Updated: Oct 26, 2020
There are a lot of versions of Chicken Tortellini Florentine soup floating around, but this one is made from more scratch ingredients! Taste the fresh difference! Easy, and delicious–this soup goes great with some fresh garlic bread and Italian Salad!
1 (8 oz) package of dried cheese tortellini (you can use frozen but they usually have more preservatives)
2 (32 oz boxes chicken broth
4 oz. Romano cheese, finely shredded
5 cloves garlic, chopped
1 boneless, skinless chicken breast, cooked and shredded
1 cup powder grated parmesan
1 TBSP red Pepper Flakes
Sun dried tomatoes (I don’t add these, but some like to!)
4 TBSP butter
2 cups heavy cream
8 oz fresh spinach, washed and chopped
Chicken:
If the chicken breast isn’t cooked, cook it. You can grill it, Instant pot it, boil it, saute it–any way you cook it, it will be good. Leftover rotisserie chicken works great in this, too! Shred it with a fork or in a stand alone mixer with paddle attachment after cooking–set aside.
Tortellini
Boil the package tortellini as per directions on package. Drain, set aside.
Alfredo
In a medium pot, melt 4 TBSP butter.

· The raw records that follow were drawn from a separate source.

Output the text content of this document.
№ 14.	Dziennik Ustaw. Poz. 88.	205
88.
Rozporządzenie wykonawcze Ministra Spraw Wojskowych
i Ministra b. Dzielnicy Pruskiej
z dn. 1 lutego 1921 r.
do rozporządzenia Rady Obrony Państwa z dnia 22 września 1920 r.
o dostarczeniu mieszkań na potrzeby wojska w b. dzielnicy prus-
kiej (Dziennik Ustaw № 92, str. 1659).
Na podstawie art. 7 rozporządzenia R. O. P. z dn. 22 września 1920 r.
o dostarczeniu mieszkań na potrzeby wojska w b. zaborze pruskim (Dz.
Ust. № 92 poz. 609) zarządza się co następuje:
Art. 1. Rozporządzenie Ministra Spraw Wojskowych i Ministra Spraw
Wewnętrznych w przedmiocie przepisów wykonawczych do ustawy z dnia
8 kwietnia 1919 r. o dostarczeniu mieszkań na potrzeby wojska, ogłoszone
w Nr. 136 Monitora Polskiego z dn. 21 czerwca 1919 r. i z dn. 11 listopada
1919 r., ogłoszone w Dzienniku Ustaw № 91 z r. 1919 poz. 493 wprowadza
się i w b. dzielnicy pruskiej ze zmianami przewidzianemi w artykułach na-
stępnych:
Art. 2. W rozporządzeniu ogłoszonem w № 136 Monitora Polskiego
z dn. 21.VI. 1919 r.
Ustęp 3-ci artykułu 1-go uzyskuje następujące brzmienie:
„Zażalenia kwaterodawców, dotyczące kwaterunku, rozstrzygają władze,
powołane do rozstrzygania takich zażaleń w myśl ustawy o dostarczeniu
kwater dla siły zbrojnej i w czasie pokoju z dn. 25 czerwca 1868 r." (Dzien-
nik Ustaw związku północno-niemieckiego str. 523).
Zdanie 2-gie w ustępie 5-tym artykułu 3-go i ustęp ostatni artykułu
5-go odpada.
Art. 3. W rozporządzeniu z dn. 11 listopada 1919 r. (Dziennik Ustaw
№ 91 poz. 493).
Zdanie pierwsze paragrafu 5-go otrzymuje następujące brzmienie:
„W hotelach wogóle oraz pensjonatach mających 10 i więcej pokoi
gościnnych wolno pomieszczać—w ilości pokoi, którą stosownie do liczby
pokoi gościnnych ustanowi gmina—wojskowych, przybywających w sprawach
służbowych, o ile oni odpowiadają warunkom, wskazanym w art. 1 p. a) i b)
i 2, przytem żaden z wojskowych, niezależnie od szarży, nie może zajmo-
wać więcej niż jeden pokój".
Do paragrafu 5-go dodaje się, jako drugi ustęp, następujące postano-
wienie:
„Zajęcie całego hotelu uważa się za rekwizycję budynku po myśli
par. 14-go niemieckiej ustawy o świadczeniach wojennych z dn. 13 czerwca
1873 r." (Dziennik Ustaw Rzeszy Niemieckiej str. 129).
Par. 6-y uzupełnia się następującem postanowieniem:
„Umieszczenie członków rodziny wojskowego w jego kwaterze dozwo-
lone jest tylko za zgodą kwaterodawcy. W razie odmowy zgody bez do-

Add 2 cups heavy cream. bring to a heavy simmer, and add 1 cup parmesan. Stir to blend and let boil approximately 5 minutes. Remove from heat and set aside. (or use a jarred alfredo, but it isn’t as good!)
In a large pot, add chicken broth, shredded chicken, cooked tortellini, chopped garlic, red pepper flakes (&and sun dried tomatoes if you like them!). Bring to a boil and stir in alfredo sauce. Stir until well blended. Turn down heat and add chopped spinach and slowly add shredded romano cheese–stirring to melt.
Serve hot with sprinkle cheese and some fresh bread!